We are all better off with the addition of these devices on the uniforms of the officers who patrol our streets. Body-worn cameras (BWCs) have already been shown to provide greater accountability in cities that have deployed them, including New York, Philadelphia, Denver, Los Angeles, Seattle and most of the rest of the 25 largest cities in the country (as well as Gill and Methuen, which have helped to lead the way in Massachusetts).

We are better off because of testimony from Commissioner William Evans, publicly acknowledging the need for greater accountability in the Boston Police department. As the Commissioner said in court last week:

"Heaven forbid our officers get involved in a shooting and we don't have video footage....We are one incident away from what happened in other cities....This [wearing body cameras] is something that is coming to every police department."

We are better off thanks to strong leadership shown by a group of new young leaders, who have consistently—over two years—taken up the mantle for greater police accountability. Of note, the emergence of the Boston Police Camera Action Team (BPCAT) is a great sign of this city's potential to build a strong civil society, in which the police are responsive to the people they are hired to serve and protect.

The ACLU of Massachusetts proudly partnered with BPCAT, the NAACP, the Black Law Students Association at Harvard, and community leaders to develop a Do it Right campaign for the use of body-worn cameras.

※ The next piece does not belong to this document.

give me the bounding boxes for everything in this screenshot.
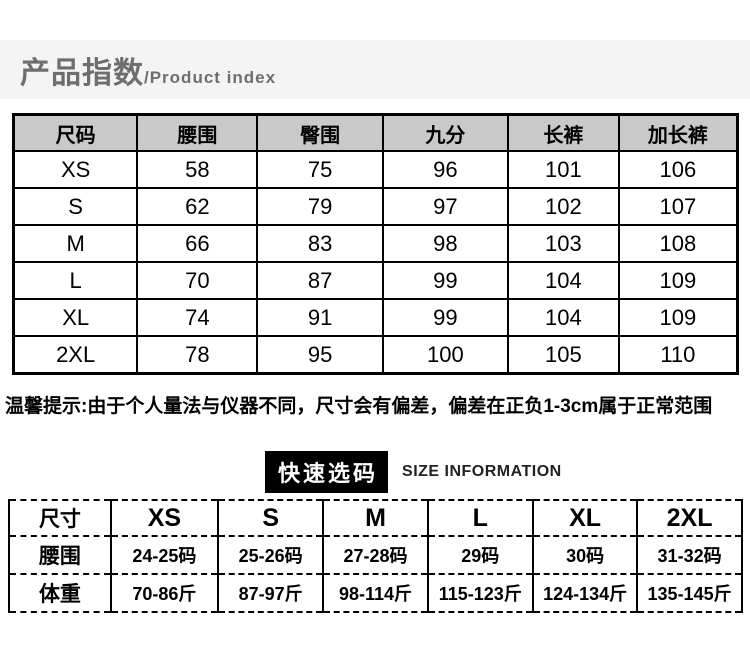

Together, we designed a model policy that reflects best protections for privacy and due process. Together, we testified at city council hearings. Most importantly, we listened and heard from the people at community meetings.

Our “Do It Right” campaign continues. Looking ahead, the ACLU agrees with BPCAT's three-part prescription for body-worn cameras: (1) they must be mandatory for all officers, not just those in the pilot program that launched this week; (2) officers who refuse to comply must face consequences; and (3) officers should not be permitted to pre-screen videos before writing their reports.

At the same time, video footage taken by you—passersby—remains key to ensuring police accountability, as Commissioner Evans himself testified.

We must remain vigilant when building constructive police-community relations. But the launch of a body-worn camera pilot program is a giant step toward doing it right, proving once again that Boston and cities throughout the Commonwealth are better off when they use technology in the service of liberty.
 
Rahsaan Hall is the director of the Racial Justice Program at the ACLU of Massachusetts. Carol Rose is the executive director of the ACLU of Massachusetts.